I mainly used AI to:
- Analyze interview transcripts and generate empathy maps
- Summarize responses into key themes
- Create a word cloud from recurring language
- Simplify and clarify written insights
Empathy Map Prompt

Word Cloud Prompt


Benefits & Challenges
Using AI during this stage felt like having an additional team member, especially when things started to feel overwhelming. After our interviews, we had a lot of notes and long responses. It was intimidating to know where to begin. AI helped organize everything into clearer sections, like empathy maps and themes. It gave me a structured starting point and made the design thinking process feel more manageable.
AI was especially helpful in spotting patterns. When I asked it to summarize themes, it helped highlight repeated ideas like consistency struggles, privacy concerns, and the need for low-pressure reflection. This allowed our team to step back and see the bigger picture faster.
At the same time, we had to be very careful. AI sometimes adds extra wording or “filler” that sounds insightful but wasn’t actually said in the interview. In some cases, it can unintentionally fill in gaps with information that wasn’t originally included. Because of that, we made it a priority to validate everything AI generated. We always double-checked outputs with the original responses to ensure accuracy and avoid misrepresentation.

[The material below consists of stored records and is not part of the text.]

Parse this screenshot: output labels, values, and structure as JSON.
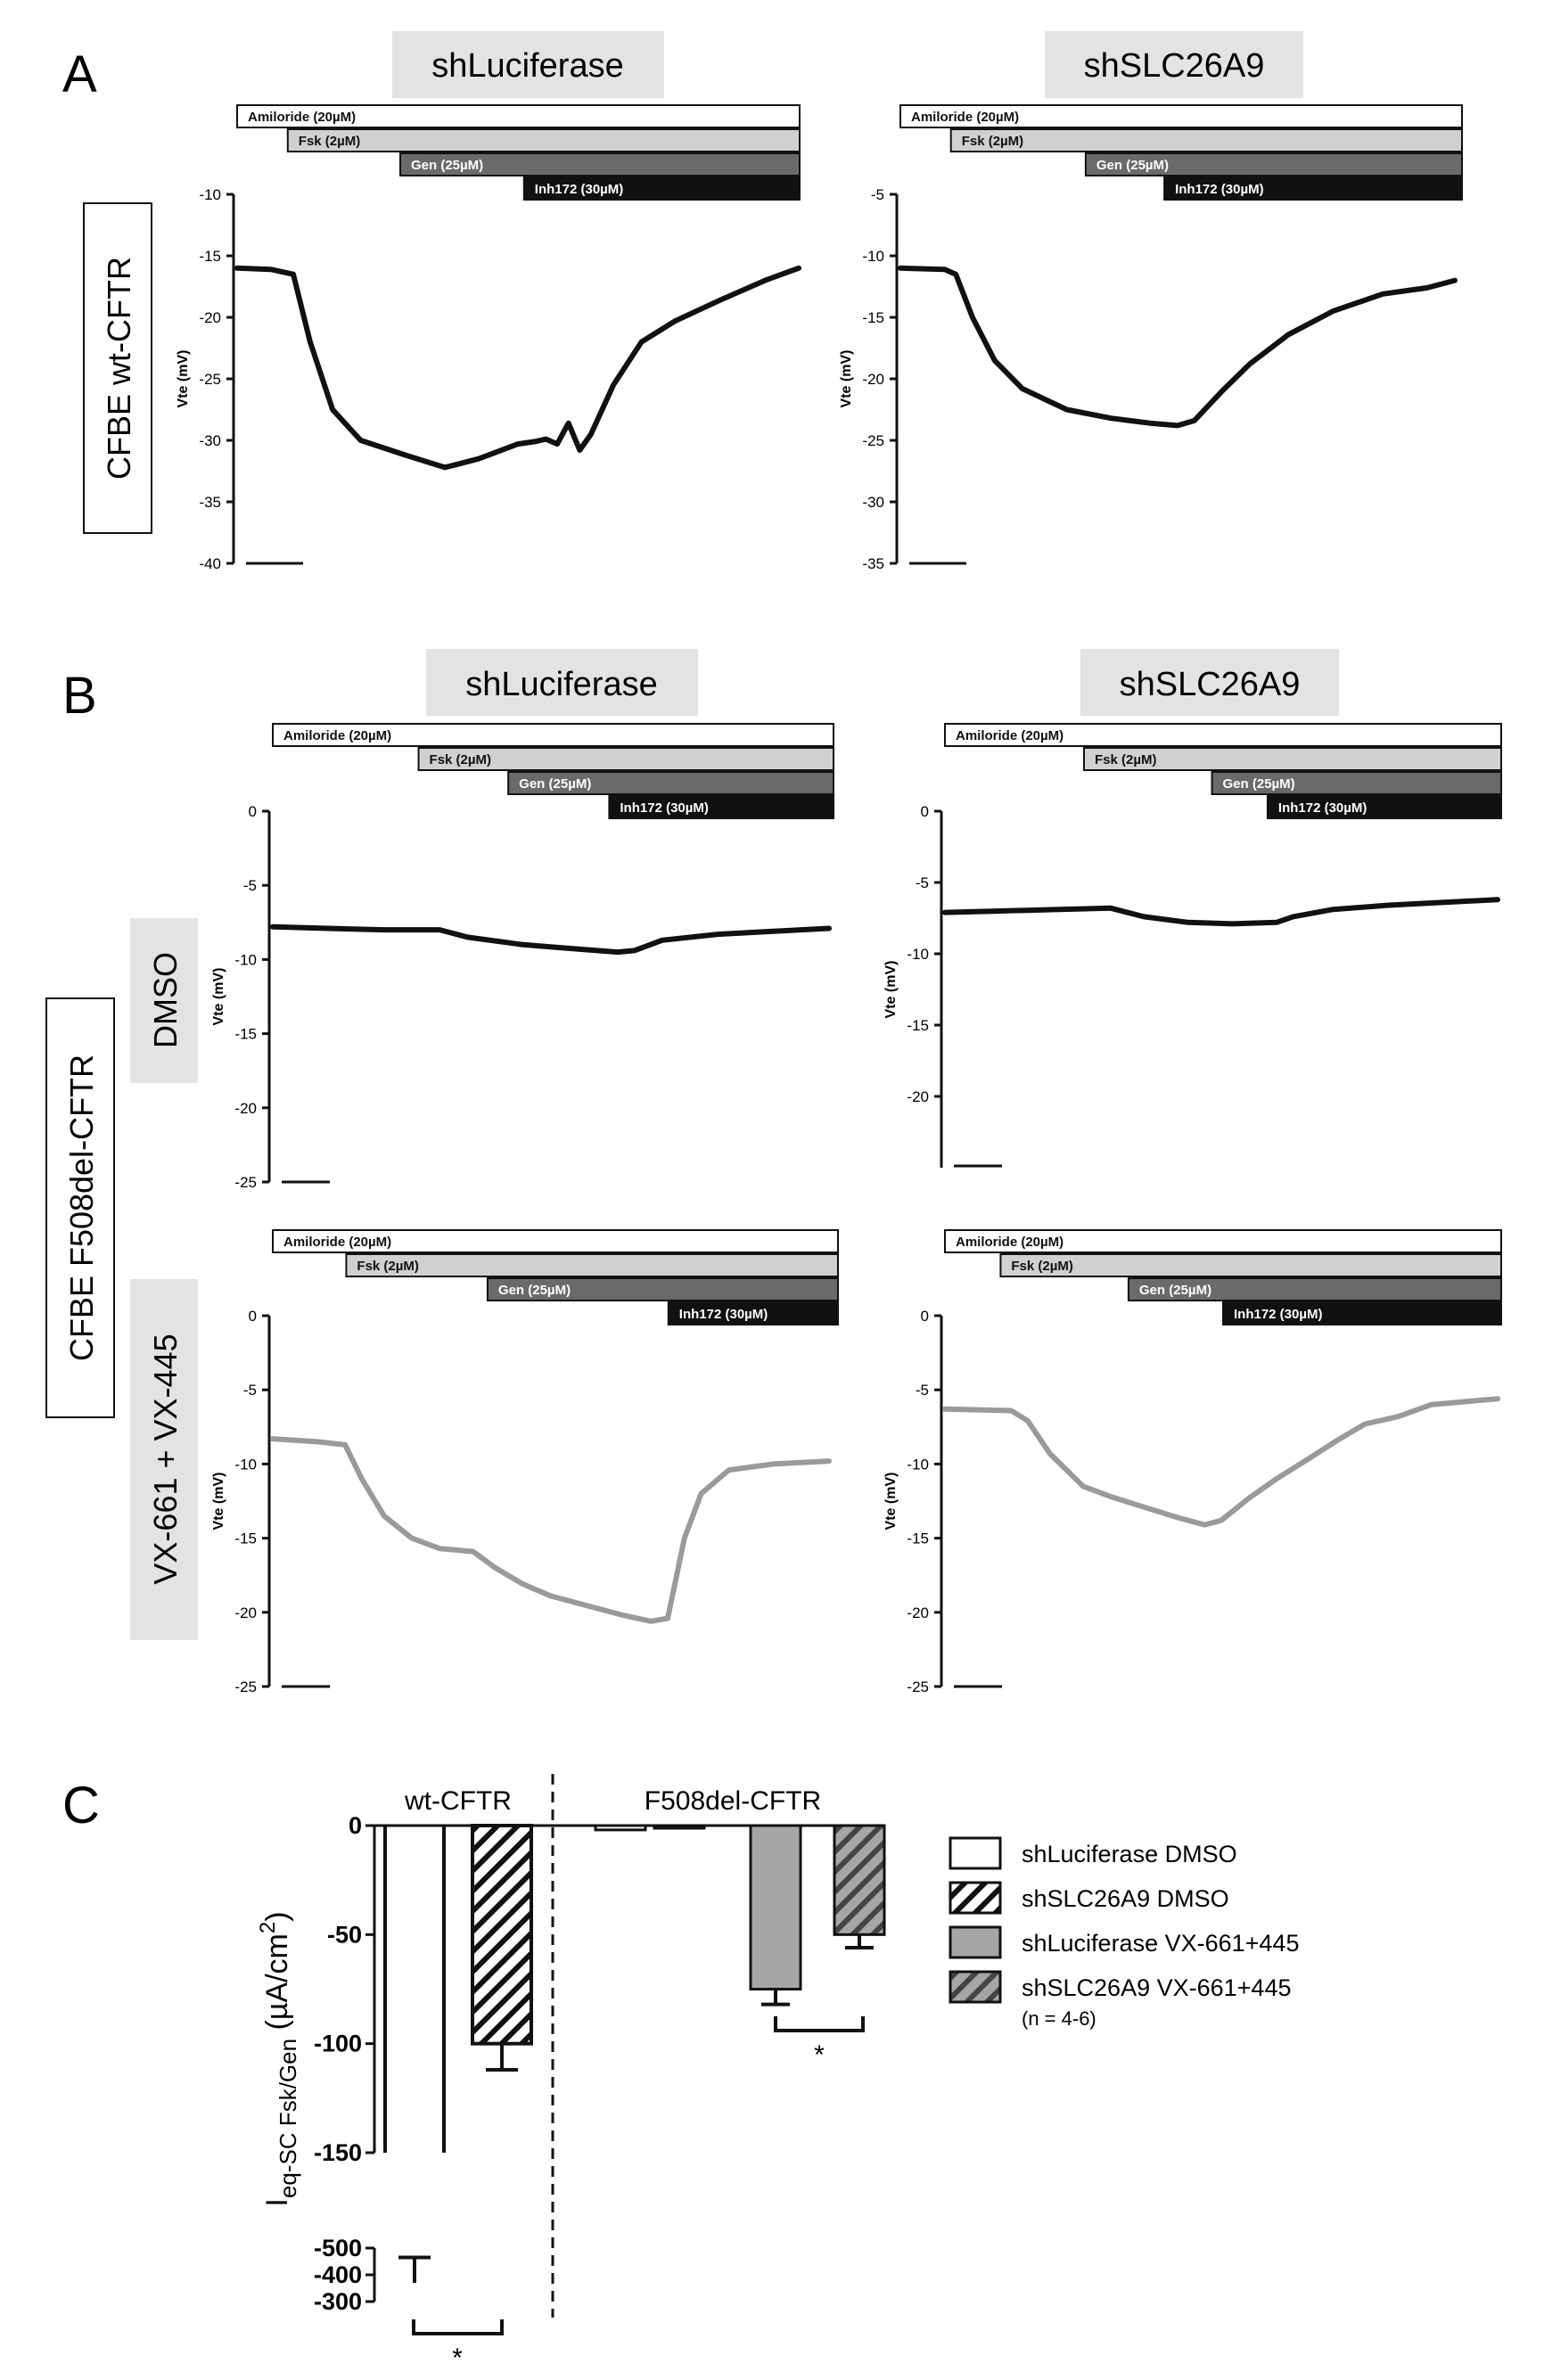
{
  "panels": {
    "A": "A",
    "B": "B",
    "C": "C"
  },
  "col_headers": [
    "shLuciferase",
    "shSLC26A9"
  ],
  "row_labels": {
    "A": "CFBE wt-CFTR",
    "B": "CFBE F508del-CFTR",
    "B_dmso": "DMSO",
    "B_vx": "VX-661 + VX-445"
  },
  "drug_labels": [
    "Amiloride (20µM)",
    "Fsk (2µM)",
    "Gen (25µM)",
    "Inh172 (30µM)"
  ],
  "colors": {
    "black": "#111111",
    "grey_trace": "#9a9a9a",
    "bar_light": "#d0d0d0",
    "bar_mid": "#6a6a6a",
    "bar_dark": "#111111",
    "header_bg": "#e3e3e3",
    "bar_grey": "#a6a6a6",
    "bar_grey_hatch": "#8a8a8a"
  },
  "chart_data": [
    {
      "type": "line",
      "id": "A1",
      "panel": "A",
      "column": "shLuciferase",
      "condition": "wt-CFTR",
      "ylabel": "Vte (mV)",
      "ylim": [
        -40,
        -10
      ],
      "yticks": [
        -10,
        -15,
        -20,
        -25,
        -30,
        -35,
        -40
      ],
      "color": "black",
      "drug_onsets": [
        0,
        0.09,
        0.29,
        0.51
      ],
      "trace": [
        [
          0,
          -16
        ],
        [
          0.06,
          -16.1
        ],
        [
          0.1,
          -16.5
        ],
        [
          0.13,
          -22
        ],
        [
          0.17,
          -27.5
        ],
        [
          0.22,
          -30
        ],
        [
          0.3,
          -31.2
        ],
        [
          0.37,
          -32.2
        ],
        [
          0.43,
          -31.5
        ],
        [
          0.5,
          -30.3
        ],
        [
          0.53,
          -30.1
        ],
        [
          0.55,
          -29.9
        ],
        [
          0.57,
          -30.3
        ],
        [
          0.59,
          -28.6
        ],
        [
          0.61,
          -30.8
        ],
        [
          0.63,
          -29.5
        ],
        [
          0.67,
          -25.5
        ],
        [
          0.72,
          -22
        ],
        [
          0.78,
          -20.3
        ],
        [
          0.86,
          -18.6
        ],
        [
          0.94,
          -17
        ],
        [
          1,
          -16
        ]
      ]
    },
    {
      "type": "line",
      "id": "A2",
      "panel": "A",
      "column": "shSLC26A9",
      "condition": "wt-CFTR",
      "ylabel": "Vte (mV)",
      "ylim": [
        -35,
        -5
      ],
      "yticks": [
        -5,
        -10,
        -15,
        -20,
        -25,
        -30,
        -35
      ],
      "color": "black",
      "drug_onsets": [
        0,
        0.09,
        0.33,
        0.47
      ],
      "trace": [
        [
          0,
          -11
        ],
        [
          0.08,
          -11.1
        ],
        [
          0.1,
          -11.5
        ],
        [
          0.13,
          -15
        ],
        [
          0.17,
          -18.5
        ],
        [
          0.22,
          -20.8
        ],
        [
          0.3,
          -22.5
        ],
        [
          0.38,
          -23.2
        ],
        [
          0.45,
          -23.6
        ],
        [
          0.5,
          -23.8
        ],
        [
          0.53,
          -23.4
        ],
        [
          0.58,
          -21
        ],
        [
          0.63,
          -18.8
        ],
        [
          0.7,
          -16.4
        ],
        [
          0.78,
          -14.5
        ],
        [
          0.87,
          -13.1
        ],
        [
          0.95,
          -12.6
        ],
        [
          1,
          -12
        ]
      ]
    },
    {
      "type": "line",
      "id": "B1",
      "panel": "B",
      "column": "shLuciferase",
      "condition": "DMSO",
      "ylabel": "Vte (mV)",
      "ylim": [
        -25,
        0
      ],
      "yticks": [
        0,
        -5,
        -10,
        -15,
        -20,
        -25
      ],
      "color": "black",
      "drug_onsets": [
        0,
        0.26,
        0.42,
        0.6
      ],
      "trace": [
        [
          0,
          -7.8
        ],
        [
          0.1,
          -7.9
        ],
        [
          0.2,
          -8
        ],
        [
          0.3,
          -8
        ],
        [
          0.35,
          -8.5
        ],
        [
          0.45,
          -9
        ],
        [
          0.55,
          -9.3
        ],
        [
          0.62,
          -9.5
        ],
        [
          0.65,
          -9.4
        ],
        [
          0.7,
          -8.7
        ],
        [
          0.8,
          -8.3
        ],
        [
          0.9,
          -8.1
        ],
        [
          1,
          -7.9
        ]
      ]
    },
    {
      "type": "line",
      "id": "B2",
      "panel": "B",
      "column": "shSLC26A9",
      "condition": "DMSO",
      "ylabel": "Vte (mV)",
      "ylim": [
        -25,
        0
      ],
      "yticks": [
        0,
        -5,
        -10,
        -15,
        -20
      ],
      "color": "black",
      "drug_onsets": [
        0,
        0.25,
        0.48,
        0.58
      ],
      "trace": [
        [
          0,
          -7.1
        ],
        [
          0.1,
          -7
        ],
        [
          0.2,
          -6.9
        ],
        [
          0.3,
          -6.8
        ],
        [
          0.36,
          -7.4
        ],
        [
          0.44,
          -7.8
        ],
        [
          0.52,
          -7.9
        ],
        [
          0.6,
          -7.8
        ],
        [
          0.63,
          -7.4
        ],
        [
          0.7,
          -6.9
        ],
        [
          0.8,
          -6.6
        ],
        [
          0.9,
          -6.4
        ],
        [
          1,
          -6.2
        ]
      ]
    },
    {
      "type": "line",
      "id": "B3",
      "panel": "B",
      "column": "shLuciferase",
      "condition": "VX-661 + VX-445",
      "ylabel": "Vte (mV)",
      "ylim": [
        -25,
        0
      ],
      "yticks": [
        0,
        -5,
        -10,
        -15,
        -20,
        -25
      ],
      "color": "grey_trace",
      "drug_onsets": [
        0,
        0.13,
        0.38,
        0.7
      ],
      "trace": [
        [
          0,
          -8.3
        ],
        [
          0.08,
          -8.5
        ],
        [
          0.13,
          -8.7
        ],
        [
          0.16,
          -11
        ],
        [
          0.2,
          -13.5
        ],
        [
          0.25,
          -15
        ],
        [
          0.3,
          -15.7
        ],
        [
          0.36,
          -15.9
        ],
        [
          0.4,
          -17
        ],
        [
          0.45,
          -18.1
        ],
        [
          0.5,
          -18.9
        ],
        [
          0.57,
          -19.6
        ],
        [
          0.63,
          -20.2
        ],
        [
          0.68,
          -20.6
        ],
        [
          0.71,
          -20.4
        ],
        [
          0.74,
          -15
        ],
        [
          0.77,
          -12
        ],
        [
          0.82,
          -10.4
        ],
        [
          0.9,
          -10
        ],
        [
          1,
          -9.8
        ]
      ]
    },
    {
      "type": "line",
      "id": "B4",
      "panel": "B",
      "column": "shSLC26A9",
      "condition": "VX-661 + VX-445",
      "ylabel": "Vte (mV)",
      "ylim": [
        -25,
        0
      ],
      "yticks": [
        0,
        -5,
        -10,
        -15,
        -20,
        -25
      ],
      "color": "grey_trace",
      "drug_onsets": [
        0,
        0.1,
        0.33,
        0.5
      ],
      "trace": [
        [
          0,
          -6.3
        ],
        [
          0.12,
          -6.4
        ],
        [
          0.15,
          -7.1
        ],
        [
          0.19,
          -9.3
        ],
        [
          0.25,
          -11.5
        ],
        [
          0.3,
          -12.2
        ],
        [
          0.36,
          -12.9
        ],
        [
          0.42,
          -13.6
        ],
        [
          0.47,
          -14.1
        ],
        [
          0.5,
          -13.8
        ],
        [
          0.55,
          -12.3
        ],
        [
          0.6,
          -11
        ],
        [
          0.66,
          -9.6
        ],
        [
          0.71,
          -8.4
        ],
        [
          0.76,
          -7.3
        ],
        [
          0.82,
          -6.8
        ],
        [
          0.88,
          -6
        ],
        [
          0.94,
          -5.8
        ],
        [
          1,
          -5.6
        ]
      ]
    },
    {
      "type": "bar",
      "id": "C",
      "ylabel_main": "I",
      "ylabel_sub": "eq-SC Fsk/Gen",
      "ylabel_unit": "(µA/cm",
      "ylabel_sup": "2",
      "ylabel_close": ")",
      "groups": [
        "wt-CFTR",
        "F508del-CFTR"
      ],
      "series": [
        {
          "name": "shLuciferase DMSO",
          "values": [
            -370,
            -2
          ],
          "errors": [
            95,
            1
          ],
          "fill": "white"
        },
        {
          "name": "shSLC26A9 DMSO",
          "values": [
            -100,
            -1
          ],
          "errors": [
            12,
            1
          ],
          "fill": "hatch_white"
        },
        {
          "name": "shLuciferase VX-661+445",
          "values": [
            null,
            -75
          ],
          "errors": [
            null,
            7
          ],
          "fill": "grey"
        },
        {
          "name": "shSLC26A9 VX-661+445",
          "values": [
            null,
            -50
          ],
          "errors": [
            null,
            6
          ],
          "fill": "hatch_grey"
        }
      ],
      "ylim_upper": [
        -150,
        0
      ],
      "yticks_upper": [
        0,
        -50,
        -100,
        -150
      ],
      "ylim_lower": [
        -500,
        -300
      ],
      "yticks_lower": [
        -300,
        -400,
        -500
      ],
      "n_note": "(n = 4-6)",
      "significance": [
        "*",
        "*"
      ]
    }
  ]
}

To reduce these issues, I was intentional about how I structured prompts. I followed the anatomy of an AI prompt: Context, Role, Action, and Output. Instead of vague and generic requests, I:
- Gave clear context about the interview
- Assigned AI a specific role (“Act as a UX researcher”)
- Clearly stated the action (“Generate an empathy map”)
- Defined the output format
This approach reduced filler language and helped keep insights grounded in real user data.
Reflection
AI served as an assistant, not a designer. The participants shared their lived experiences. Our team conducted interviews, interpreted emotions, and made final decisions about themes and insights. AI helped us organize, summarize, and structure the data, but it did not replace human judgment.
This stage reminded me that empathy requires listening and interpretation. AI can organize information, but it cannot fully understand emotion or lived experience. The most meaningful insights came from conversation and reflection as a team. Using AI thoughtfully made the process more efficient, but the insight still came from people.